Average of Levels in Binary Tree

easy tree bfs

Problem

Given the root of a binary tree, return the average value of the nodes on each level in the form of an array. Answers within 10-5 of the actual answer will be accepted.

Run a level-order BFS. At the start of each iteration the queue length equals the size of the current level — drain exactly that many nodes, sum them, divide by the count, and enqueue all their children.

Inputlevel-order: [3, 9, 20, _, _, 15, 7]

Output[3.0, 14.5, 11.0]

level-order ('_' for null)

from collections import deque
def average_of_levels(root):
    out = []
    q = deque([root])
    while q:
        n = len(q)
        s = 0
        for _ in range(n):
            node = q.popleft()
            s += node.val
            if node.left: q.append(node.left)
            if node.right: q.append(node.right)
        out.append(s / n)
    return out

function averageOfLevels(root) {
  const out = [];
  const q = [root];
  while (q.length) {
    const n = q.length;
    let s = 0;
    for (let i = 0; i < n; i++) {
      const node = q.shift();
      s += node.val;
      if (node.left) q.push(node.left);
      if (node.right) q.push(node.right);
    }
    out.push(s / n);
  }
  return out;
}

class Solution {
    public List<Double> averageOfLevels(TreeNode root) {
        List<Double> out = new ArrayList<>();
        Deque<TreeNode> q = new ArrayDeque<>();
        q.add(root);
        while (!q.isEmpty()) {
            int n = q.size();
            double s = 0;
            for (int i = 0; i < n; i++) {
                TreeNode node = q.poll();
                s += node.val;
                if (node.left != null) q.add(node.left);
                if (node.right != null) q.add(node.right);
            }
            out.add(s / n);
        }
        return out;
    }
}

vector<double> averageOfLevels(TreeNode* root) {
    vector<double> out;
    queue<TreeNode*> q; q.push(root);
    while (!q.empty()) {
        int n = q.size();
        double s = 0;
        for (int i = 0; i < n; i++) {
            auto node = q.front(); q.pop();
            s += node->val;
            if (node->left) q.push(node->left);
            if (node->right) q.push(node->right);
        }
        out.push_back(s / n);
    }
    return out;
}

Explanation

To average each level, we need to process the tree one level at a time.
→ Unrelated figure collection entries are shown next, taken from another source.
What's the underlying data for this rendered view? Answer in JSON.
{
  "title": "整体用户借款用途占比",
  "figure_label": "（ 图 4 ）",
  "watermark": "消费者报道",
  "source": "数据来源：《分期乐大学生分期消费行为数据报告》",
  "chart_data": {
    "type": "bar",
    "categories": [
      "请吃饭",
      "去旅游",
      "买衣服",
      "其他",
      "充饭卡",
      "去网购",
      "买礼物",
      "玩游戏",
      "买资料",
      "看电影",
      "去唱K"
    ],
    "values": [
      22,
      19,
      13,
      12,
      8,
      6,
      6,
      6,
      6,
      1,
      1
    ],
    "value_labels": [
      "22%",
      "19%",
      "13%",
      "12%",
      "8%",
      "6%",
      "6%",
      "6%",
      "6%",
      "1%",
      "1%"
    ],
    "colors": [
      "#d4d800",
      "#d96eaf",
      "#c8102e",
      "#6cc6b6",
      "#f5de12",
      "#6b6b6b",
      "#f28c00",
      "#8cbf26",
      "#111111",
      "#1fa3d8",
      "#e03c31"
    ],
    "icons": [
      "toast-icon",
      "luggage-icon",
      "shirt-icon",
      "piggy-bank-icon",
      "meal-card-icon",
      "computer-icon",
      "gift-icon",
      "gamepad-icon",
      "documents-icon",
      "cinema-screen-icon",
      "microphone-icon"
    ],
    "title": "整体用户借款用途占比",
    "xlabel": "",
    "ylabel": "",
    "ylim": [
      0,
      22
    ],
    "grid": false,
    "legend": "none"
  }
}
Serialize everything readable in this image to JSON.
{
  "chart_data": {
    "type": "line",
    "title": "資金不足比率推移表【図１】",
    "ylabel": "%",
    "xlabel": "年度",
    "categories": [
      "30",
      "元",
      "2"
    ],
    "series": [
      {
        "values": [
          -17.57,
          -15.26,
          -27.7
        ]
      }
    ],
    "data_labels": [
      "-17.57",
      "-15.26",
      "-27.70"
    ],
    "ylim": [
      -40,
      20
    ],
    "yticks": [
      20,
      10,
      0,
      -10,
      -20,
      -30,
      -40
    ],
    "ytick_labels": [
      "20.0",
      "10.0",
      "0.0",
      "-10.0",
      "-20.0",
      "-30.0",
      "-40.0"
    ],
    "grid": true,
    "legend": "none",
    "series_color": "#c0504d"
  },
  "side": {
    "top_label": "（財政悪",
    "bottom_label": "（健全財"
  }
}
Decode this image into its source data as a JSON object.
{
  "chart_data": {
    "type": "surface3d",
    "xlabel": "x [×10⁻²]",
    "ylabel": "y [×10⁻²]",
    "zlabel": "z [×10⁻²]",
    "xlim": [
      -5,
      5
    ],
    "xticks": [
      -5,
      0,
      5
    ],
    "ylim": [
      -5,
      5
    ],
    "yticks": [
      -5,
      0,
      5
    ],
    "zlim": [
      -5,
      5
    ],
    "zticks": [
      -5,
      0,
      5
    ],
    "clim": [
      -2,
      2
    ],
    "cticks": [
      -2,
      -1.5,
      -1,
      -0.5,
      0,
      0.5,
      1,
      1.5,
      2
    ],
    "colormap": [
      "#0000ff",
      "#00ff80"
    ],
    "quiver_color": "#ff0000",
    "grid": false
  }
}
A queue and a level-order (BFS) sweep make that easy.

The key trick is at the start of each loop iteration: the queue contains exactly the nodes of the current level. So we record n = len(q) and then pop exactly n nodes, summing their values and enqueuing all their children.

After draining those n nodes, the children we added form the next level, and s / n is this level's average, which we append to the answer.

Capturing n before the inner loop is important — the queue grows as we add children, so we must freeze the count first.

Example: level 0 is just [3] → average 3. Level 1 is [9, 20] → (9+20)/2 = 14.5. Level 2 is [15, 7] → 11. Result: [3.0, 14.5, 11.0].

Time: O(n) Space: O(w) queue width